Un bilan humain des incendies qui ont ravagé le nord-est de l’Algérie fin août reste sujet à controverse, les chiffres communiqués par les autorités étant contestés par des sources locales et les images recueillies sur le terrain.
Comme le rapporte France 24, les feux de forêt qui ont frappé cette région à partir du 25 août dernier ont laissé derrière eux un paysage de désolation, avec des disparités notables entre les données officielles et les observations des habitants et des médias locaux.
Ce qu'il faut retenir
- Les incendies ont touché le nord-est de l’Algérie à partir du 25 août 2026.
- Les autorités algériennes ont communiqué un bilan officiel, mais celui-ci est contesté par des sources locales.
- Les images et témoignages recueillis sur le terrain suggèrent un bilan humain plus lourd que celui annoncé.
- La région la plus touchée couvre plusieurs wilayas (départements), dont celles de Skikda et Annaba.
- Les autorités n’ont pas encore réagi publiquement aux contestations concernant le bilan.
Un bilan officiel mis en doute par les acteurs locaux
Dès les premiers jours suivant les départs de feu, les autorités algériennes ont publié un premier bilan.

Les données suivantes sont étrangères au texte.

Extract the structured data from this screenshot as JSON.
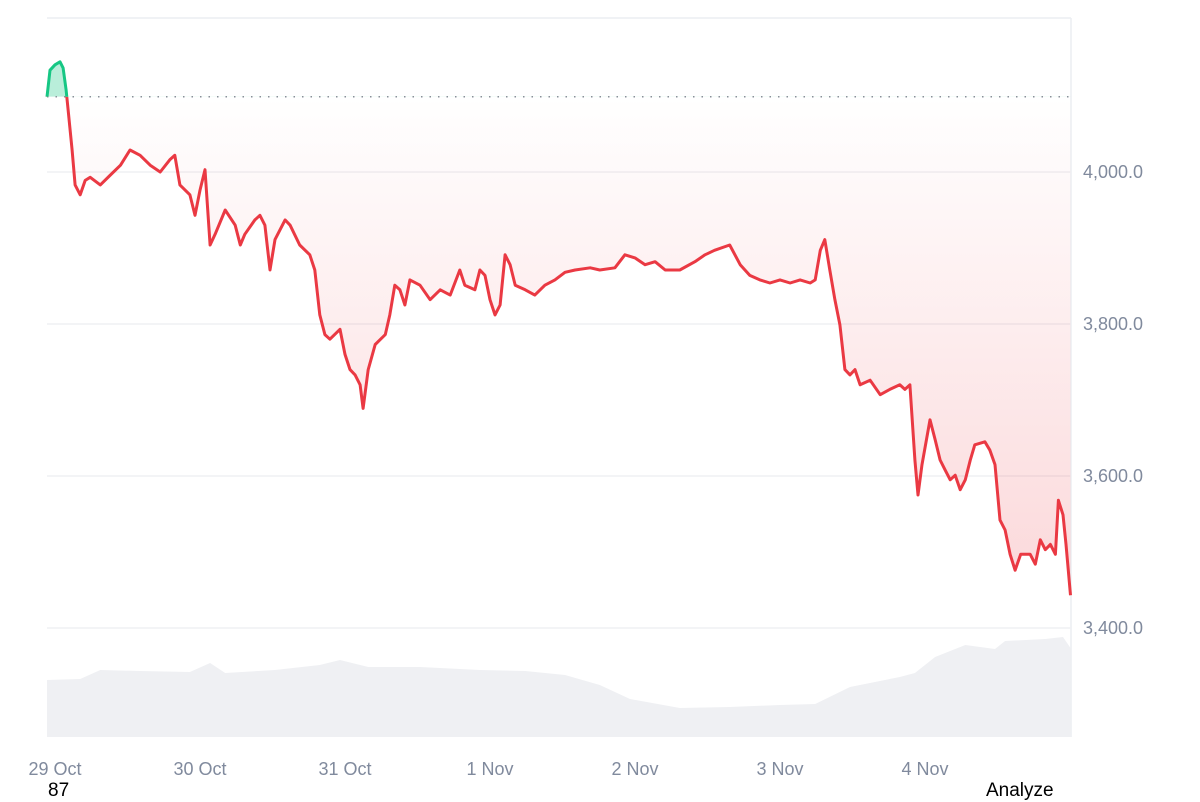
{
  "chart_data": {
    "type": "line",
    "title": "",
    "xlabel": "",
    "ylabel": "",
    "x_ticks": [
      "29 Oct",
      "30 Oct",
      "31 Oct",
      "1 Nov",
      "2 Nov",
      "3 Nov",
      "4 Nov"
    ],
    "y_ticks": [
      "4,000.0",
      "3,800.0",
      "3,600.0",
      "3,400.0"
    ],
    "y_tick_values": [
      4000,
      3800,
      3600,
      3400
    ],
    "ylim": [
      3265,
      4205
    ],
    "y_axis_position": "right",
    "grid": "horizontal",
    "reference_line": {
      "value": 4099,
      "style": "dotted"
    },
    "colors": {
      "above_reference": "#16c784",
      "below_reference": "#ea3943",
      "volume": "#eff0f3",
      "grid": "#eff0f3"
    },
    "series": [
      {
        "points": [
          [
            "28 Oct 22:40",
            4099
          ],
          [
            "28 Oct 23:10",
            4134
          ],
          [
            "29 Oct 00:00",
            4141
          ],
          [
            "29 Oct 00:50",
            4145
          ],
          [
            "29 Oct 01:20",
            4137
          ],
          [
            "29 Oct 01:50",
            4108
          ],
          [
            "29 Oct 02:10",
            4082
          ],
          [
            "29 Oct 02:50",
            4029
          ],
          [
            "29 Oct 03:20",
            3983
          ],
          [
            "29 Oct 04:10",
            3970
          ],
          [
            "29 Oct 05:00",
            3989
          ],
          [
            "29 Oct 05:50",
            3993
          ],
          [
            "29 Oct 07:30",
            3983
          ],
          [
            "29 Oct 09:10",
            3996
          ],
          [
            "29 Oct 10:50",
            4009
          ],
          [
            "29 Oct 12:25",
            4029
          ],
          [
            "29 Oct 14:05",
            4022
          ],
          [
            "29 Oct 15:45",
            4009
          ],
          [
            "29 Oct 17:25",
            4000
          ],
          [
            "29 Oct 19:00",
            4016
          ],
          [
            "29 Oct 19:50",
            4022
          ],
          [
            "29 Oct 20:40",
            3983
          ],
          [
            "29 Oct 22:20",
            3970
          ],
          [
            "29 Oct 23:10",
            3943
          ],
          [
            "30 Oct 00:00",
            3976
          ],
          [
            "30 Oct 00:50",
            4003
          ],
          [
            "30 Oct 01:40",
            3904
          ],
          [
            "30 Oct 02:30",
            3918
          ],
          [
            "30 Oct 04:10",
            3950
          ],
          [
            "30 Oct 05:50",
            3930
          ],
          [
            "30 Oct 06:40",
            3904
          ],
          [
            "30 Oct 07:25",
            3918
          ],
          [
            "30 Oct 09:05",
            3937
          ],
          [
            "30 Oct 09:55",
            3943
          ],
          [
            "30 Oct 10:45",
            3930
          ],
          [
            "30 Oct 11:35",
            3871
          ],
          [
            "30 Oct 12:25",
            3911
          ],
          [
            "30 Oct 14:05",
            3937
          ],
          [
            "30 Oct 14:55",
            3930
          ],
          [
            "30 Oct 16:30",
            3904
          ],
          [
            "30 Oct 18:10",
            3891
          ],
          [
            "30 Oct 19:00",
            3871
          ],
          [
            "30 Oct 19:50",
            3812
          ],
          [
            "30 Oct 20:40",
            3786
          ],
          [
            "30 Oct 21:30",
            3780
          ],
          [
            "30 Oct 23:10",
            3793
          ],
          [
            "31 Oct 00:00",
            3760
          ],
          [
            "31 Oct 00:50",
            3740
          ],
          [
            "31 Oct 01:40",
            3733
          ],
          [
            "31 Oct 02:30",
            3720
          ],
          [
            "31 Oct 03:00",
            3689
          ],
          [
            "31 Oct 03:50",
            3740
          ],
          [
            "31 Oct 05:00",
            3773
          ],
          [
            "31 Oct 06:40",
            3786
          ],
          [
            "31 Oct 07:25",
            3812
          ],
          [
            "31 Oct 08:15",
            3851
          ],
          [
            "31 Oct 09:05",
            3845
          ],
          [
            "31 Oct 09:55",
            3825
          ],
          [
            "31 Oct 10:45",
            3858
          ],
          [
            "31 Oct 12:25",
            3851
          ],
          [
            "31 Oct 14:05",
            3832
          ],
          [
            "31 Oct 15:45",
            3845
          ],
          [
            "31 Oct 17:25",
            3838
          ],
          [
            "31 Oct 19:00",
            3871
          ],
          [
            "31 Oct 19:50",
            3851
          ],
          [
            "31 Oct 21:30",
            3845
          ],
          [
            "31 Oct 22:20",
            3871
          ],
          [
            "31 Oct 23:10",
            3864
          ],
          [
            "1 Nov 00:00",
            3832
          ],
          [
            "1 Nov 00:50",
            3812
          ],
          [
            "1 Nov 01:40",
            3825
          ],
          [
            "1 Nov 02:30",
            3891
          ],
          [
            "1 Nov 03:20",
            3878
          ],
          [
            "1 Nov 04:10",
            3851
          ],
          [
            "1 Nov 05:50",
            3845
          ],
          [
            "1 Nov 07:25",
            3838
          ],
          [
            "1 Nov 09:05",
            3851
          ],
          [
            "1 Nov 10:45",
            3858
          ],
          [
            "1 Nov 12:25",
            3868
          ],
          [
            "1 Nov 14:05",
            3871
          ],
          [
            "1 Nov 16:35",
            3874
          ],
          [
            "1 Nov 18:10",
            3871
          ],
          [
            "1 Nov 20:40",
            3874
          ],
          [
            "1 Nov 22:20",
            3891
          ],
          [
            "2 Nov 00:00",
            3887
          ],
          [
            "2 Nov 01:40",
            3878
          ],
          [
            "2 Nov 03:20",
            3882
          ],
          [
            "2 Nov 05:00",
            3871
          ],
          [
            "2 Nov 07:25",
            3871
          ],
          [
            "2 Nov 09:55",
            3882
          ],
          [
            "2 Nov 11:35",
            3891
          ],
          [
            "2 Nov 13:10",
            3897
          ],
          [
            "2 Nov 15:40",
            3904
          ],
          [
            "2 Nov 17:25",
            3878
          ],
          [
            "2 Nov 19:00",
            3864
          ],
          [
            "2 Nov 20:40",
            3858
          ],
          [
            "2 Nov 22:20",
            3854
          ],
          [
            "3 Nov 00:00",
            3858
          ],
          [
            "3 Nov 01:40",
            3854
          ],
          [
            "3 Nov 03:20",
            3858
          ],
          [
            "3 Nov 05:00",
            3854
          ],
          [
            "3 Nov 05:50",
            3858
          ],
          [
            "3 Nov 06:40",
            3897
          ],
          [
            "3 Nov 07:25",
            3911
          ],
          [
            "3 Nov 08:15",
            3871
          ],
          [
            "3 Nov 09:05",
            3832
          ],
          [
            "3 Nov 09:55",
            3799
          ],
          [
            "3 Nov 10:45",
            3740
          ],
          [
            "3 Nov 11:35",
            3733
          ],
          [
            "3 Nov 12:25",
            3740
          ],
          [
            "3 Nov 13:15",
            3720
          ],
          [
            "3 Nov 14:55",
            3726
          ],
          [
            "3 Nov 16:35",
            3707
          ],
          [
            "3 Nov 18:10",
            3714
          ],
          [
            "3 Nov 19:50",
            3720
          ],
          [
            "3 Nov 20:40",
            3714
          ],
          [
            "3 Nov 21:30",
            3720
          ],
          [
            "3 Nov 22:20",
            3621
          ],
          [
            "3 Nov 22:50",
            3575
          ],
          [
            "3 Nov 23:30",
            3615
          ],
          [
            "4 Nov 00:50",
            3674
          ],
          [
            "4 Nov 01:40",
            3648
          ],
          [
            "4 Nov 02:30",
            3621
          ],
          [
            "4 Nov 03:20",
            3608
          ],
          [
            "4 Nov 04:10",
            3595
          ],
          [
            "4 Nov 05:00",
            3601
          ],
          [
            "4 Nov 05:50",
            3582
          ],
          [
            "4 Nov 06:40",
            3595
          ],
          [
            "4 Nov 07:30",
            3621
          ],
          [
            "4 Nov 08:15",
            3641
          ],
          [
            "4 Nov 09:55",
            3645
          ],
          [
            "4 Nov 10:45",
            3634
          ],
          [
            "4 Nov 11:35",
            3615
          ],
          [
            "4 Nov 12:25",
            3542
          ],
          [
            "4 Nov 13:15",
            3529
          ],
          [
            "4 Nov 14:05",
            3497
          ],
          [
            "4 Nov 14:55",
            3476
          ],
          [
            "4 Nov 15:50",
            3497
          ],
          [
            "4 Nov 17:25",
            3497
          ],
          [
            "4 Nov 18:15",
            3484
          ],
          [
            "4 Nov 19:05",
            3516
          ],
          [
            "4 Nov 19:55",
            3503
          ],
          [
            "4 Nov 20:45",
            3510
          ],
          [
            "4 Nov 21:35",
            3497
          ],
          [
            "4 Nov 22:05",
            3568
          ],
          [
            "4 Nov 22:50",
            3549
          ],
          [
            "4 Nov 23:20",
            3510
          ],
          [
            "5 Nov 00:05",
            3443
          ]
        ]
      }
    ],
    "volume_relative": [
      [
        "28 Oct 22:40",
        0.57
      ],
      [
        "29 Oct 04:10",
        0.58
      ],
      [
        "29 Oct 07:30",
        0.67
      ],
      [
        "29 Oct 14:05",
        0.66
      ],
      [
        "29 Oct 22:20",
        0.65
      ],
      [
        "30 Oct 01:40",
        0.74
      ],
      [
        "30 Oct 04:10",
        0.64
      ],
      [
        "30 Oct 12:25",
        0.67
      ],
      [
        "30 Oct 19:50",
        0.72
      ],
      [
        "30 Oct 23:10",
        0.77
      ],
      [
        "31 Oct 03:50",
        0.7
      ],
      [
        "31 Oct 12:25",
        0.7
      ],
      [
        "31 Oct 22:20",
        0.67
      ],
      [
        "1 Nov 05:50",
        0.66
      ],
      [
        "1 Nov 12:25",
        0.62
      ],
      [
        "1 Nov 18:10",
        0.52
      ],
      [
        "1 Nov 23:10",
        0.38
      ],
      [
        "2 Nov 07:25",
        0.29
      ],
      [
        "2 Nov 15:40",
        0.3
      ],
      [
        "3 Nov 00:00",
        0.32
      ],
      [
        "3 Nov 05:50",
        0.33
      ],
      [
        "3 Nov 11:35",
        0.5
      ],
      [
        "3 Nov 19:50",
        0.6
      ],
      [
        "3 Nov 22:20",
        0.64
      ],
      [
        "4 Nov 01:40",
        0.8
      ],
      [
        "4 Nov 06:40",
        0.92
      ],
      [
        "4 Nov 11:35",
        0.88
      ],
      [
        "4 Nov 13:15",
        0.96
      ],
      [
        "4 Nov 19:55",
        0.98
      ],
      [
        "4 Nov 22:50",
        1.0
      ],
      [
        "5 Nov 00:05",
        0.89
      ]
    ]
  },
  "footer": {
    "left_label": "87",
    "right_button": "Analyze"
  }
}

Selon le ministère algérien de l’Intérieur, ces incendies auraient causé la mort de 12 personnes, dont des pompiers et des civils, et blessé une trentaine d’autres.
Pourtant, ces chiffres sont loin de refléter l’ampleur des dégâts perçus par les habitants. Des vidéos circulant sur les réseaux sociaux montrent des villages évacués en urgence, des maisons réduites en cendres et des paysages carbonisés sur des kilomètres. « Les chiffres officiels ne correspondent pas à la réalité », a souligné un habitant de la wilaya de Skikda, joint par France 24.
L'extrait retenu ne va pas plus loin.